En me retournant, je vois mère, allongée dans son grand lit à baldaquin. Sa peau est d'une pâleur fantômatique et sa respiration lourde témoigne de sa fatigue. Quand elle me remarque, une lueur de joie passe dans ses yeux cernés et elle tend lentement sa main vers moi, en me disant d'une voix faible, presque inaudible :

- Approche, mon enfant. . .

Je marche dans sa direction d'un pas hésitant. Voir cette femme d'habitude pleine de vie, cette reine d'ordinaire si forte dans un tel état d'affaiblissement me met mal à l'aise. Je pose tout de même ma petite main dans sa grande paume.
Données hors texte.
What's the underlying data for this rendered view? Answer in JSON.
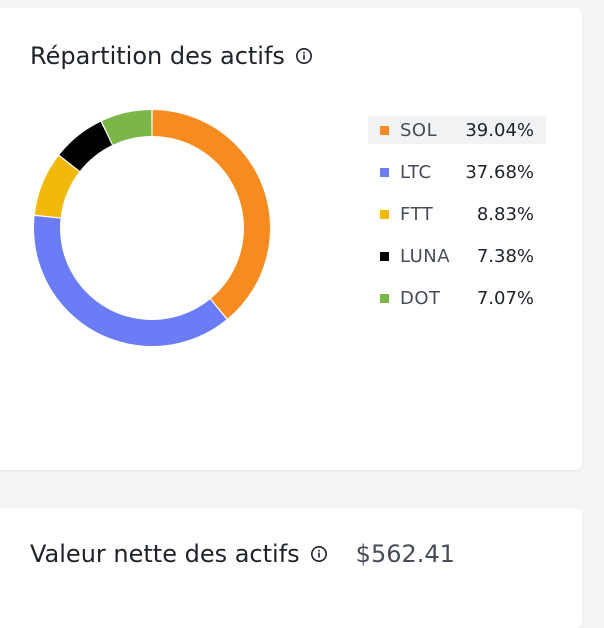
{
  "allocation": {
    "title": "Répartition des actifs"
  },
  "chart_data": {
    "type": "pie",
    "categories": [
      "SOL",
      "LTC",
      "FTT",
      "LUNA",
      "DOT"
    ],
    "values": [
      39.04,
      37.68,
      8.83,
      7.38,
      7.07
    ],
    "labels": [
      "39.04%",
      "37.68%",
      "8.83%",
      "7.38%",
      "7.07%"
    ],
    "colors": [
      "#f68b1f",
      "#6a7cf6",
      "#f0b90b",
      "#000000",
      "#7ab648"
    ],
    "donut": true,
    "legend": "right",
    "highlighted": "SOL"
  },
  "networth": {
    "title": "Valeur nette des actifs",
    "value": "$562.41"
  },
  "icons": {
    "info": "info-circle-icon"
  }
}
Bien que j'ai la peau claire, elle semble maintenant foncée sur cette surface si pâle. . .

- Il va falloir être fort, mon prince, me murmure-t-elle. Je ne serai plus à tes côtés, mais je t'aimerai toujours aussi fort. . .

Ses yeux roses s'embuent de larmes, contrastant avec le sourire qu'elle arbore. Je la fixe en silence pendant de longues secondes, puis mon regard violet tombe sur l'enfançon installé à côté d'elle : une miniscule créature dotée d'une touffe de cheveux châtain clair et emmaillotée dans une couverture. En comprenant ce que j'observe désormais, elle déclare :

- Je te présente ton petit frère Mathieu. Je compte sur toi pour prendre bien soin de lui, puisqu'il n'aura pas la même chance que toi de connaître sa mère.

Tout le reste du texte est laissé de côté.